3. The Burgrave Fabian of Dhon[a], who came with Duke Casimir into England, Marshal of the Field, "who carrieth the principal cornet which they call the Rennefahn" (fn. 5) 500
4. The Duke of Bouillon and Count of Marck, his brother 2000
5. Grave William of Bernsdorfe 1200
6. Hans Buche, an ancient colonel of Duke Casimir 2200
7. Frederic van Wehren and his brother, both of Westphalia 2000
8. John Ploet, "a most expert and valiant Colonel" 1200
9. Damartin 600
10. Kretler, a gentleman of the county of Marke 600
11. Eitel Henricke, "maintained as a colonel, but only with one hundred horse" 100
Sum of the Reuters "that are horsemen" 10,900
M. Clervant, to lead 35 ensigns of Suizers, about 16000
Helmstetter, "who with George Schregel was sent in Duke Casimir's name into France with the rest of the ambassadors of Germany which last treated with the King touching peace." Lans knechts 6000
Sum of strangers' foot 22000
The Sum of all 32,900
22. "The freshest news are that the Popish cantons travailed to hinder the voyage of M. Clervant with his companies of Switzers about 'Mulhusun,' where was like to fall out a hot bickering, but by reason of the reformed cantons, which stuck unto M. Clervant, he brought forth his companies quietly."
23. News from the Emperor's court says that the King of Spain's son is fallen sick again and dangerously.
24. Item, that an English Baron has laid down in writing to the King of Spain that after the King of Scots, he is the right heir of England.
25. The Duke of Savoy, who began preparations against Geneva, is now quiet.
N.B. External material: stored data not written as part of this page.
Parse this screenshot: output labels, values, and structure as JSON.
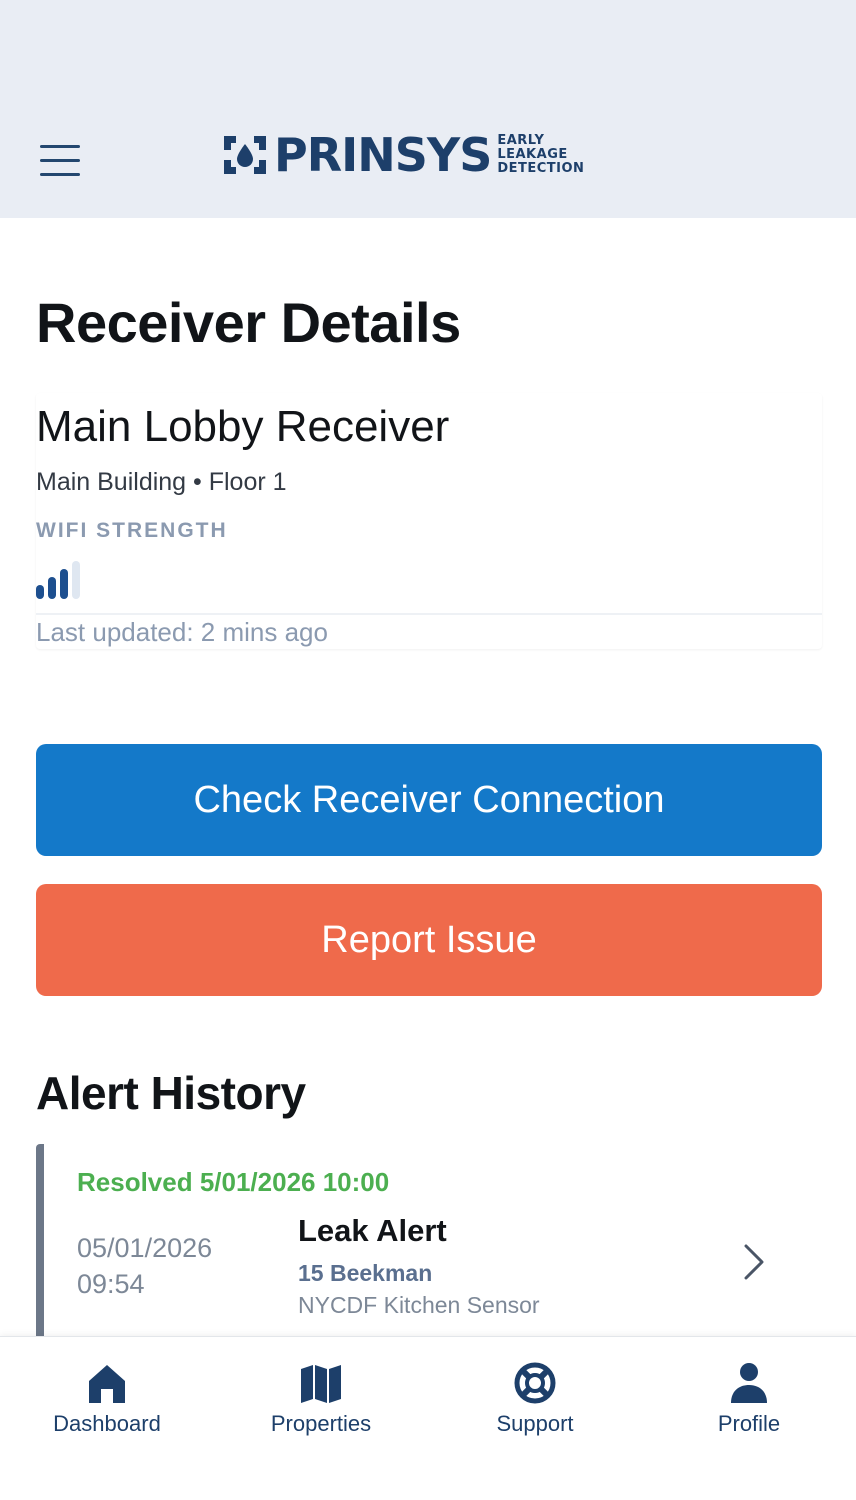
{
  "header": {
    "menu_icon": "hamburger-icon",
    "logo": {
      "wordmark": "PRINSYS",
      "tagline": [
        "EARLY",
        "LEAKAGE",
        "DETECTION"
      ],
      "color": "#1d3f6a"
    }
  },
  "page": {
    "title": "Receiver Details"
  },
  "receiver": {
    "name": "Main Lobby Receiver",
    "location": "Main Building • Floor 1",
    "wifi_label": "WIFI STRENGTH",
    "wifi_bars_active": 3,
    "wifi_bars_total": 4,
    "last_updated": "Last updated: 2 mins ago"
  },
  "actions": {
    "check_label": "Check Receiver Connection",
    "check_color": "#1479c9",
    "report_label": "Report Issue",
    "report_color": "#ef6a4b"
  },
  "alerts": {
    "title": "Alert History",
    "items": [
      {
        "status": "Resolved 5/01/2026 10:00",
        "date": "05/01/2026",
        "time": "09:54",
        "type": "Leak Alert",
        "property": "15 Beekman",
        "sensor": "NYCDF Kitchen Sensor"
      }
    ]
  },
  "nav": {
    "items": [
      {
        "label": "Dashboard",
        "icon": "home-icon"
      },
      {
        "label": "Properties",
        "icon": "map-icon"
      },
      {
        "label": "Support",
        "icon": "lifebuoy-icon"
      },
      {
        "label": "Profile",
        "icon": "person-icon"
      }
    ]
  }
}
And they of Geneva provide, in this time of dearth as much corn as they can buy for money.
26. The election for Poland is referred to the last of June. "The Turk dealeth [for] the 'Vaywhode' of Transilvania, the last King's nephew, but the Muscovite hath the greatest faction, for two causes. First, for that the Polonians desire surcease from war with the Muscovite, who can do them the greatest harm of any enemies they may have. Secondly because he offereth to incorporate all his dominions (if they choose him) to the crown of Poland." The Lituamans incline so much on the Muscovite's side that they have written to the rest of the Estates of Poland that if he is not chosen they will sever themselves from the Polonians and join themselves to him, whereby the greatest part of Livonia would be reduced under him.
27. "The Perse is departed," leaving a son given to war, who means to make war upon the Turk.
Headed: "Certain occurrences concerning the affairs of Germany, drawn out of letters sent out of the Empire, in the month of June, delivered at London about the beginning of July, 1587."
8 pp. closely written. [News-letters, XXVII., Germany, 22.]


  • 1. Cf. p. 294 above.
  • 2. This last sentence is not clear in the original, and it would seem that the copyist has been puzzled, as migrandum has been inserted in different ink in a space left vacant.
  • 3. — Evidently a mistake for "the toll of the Town". See p. 320 infra.
  • 4. The letter from Stafford here alluded to, is not among the State Papers.
  • 5. i.e. the pennon or cornet of a troop of horse.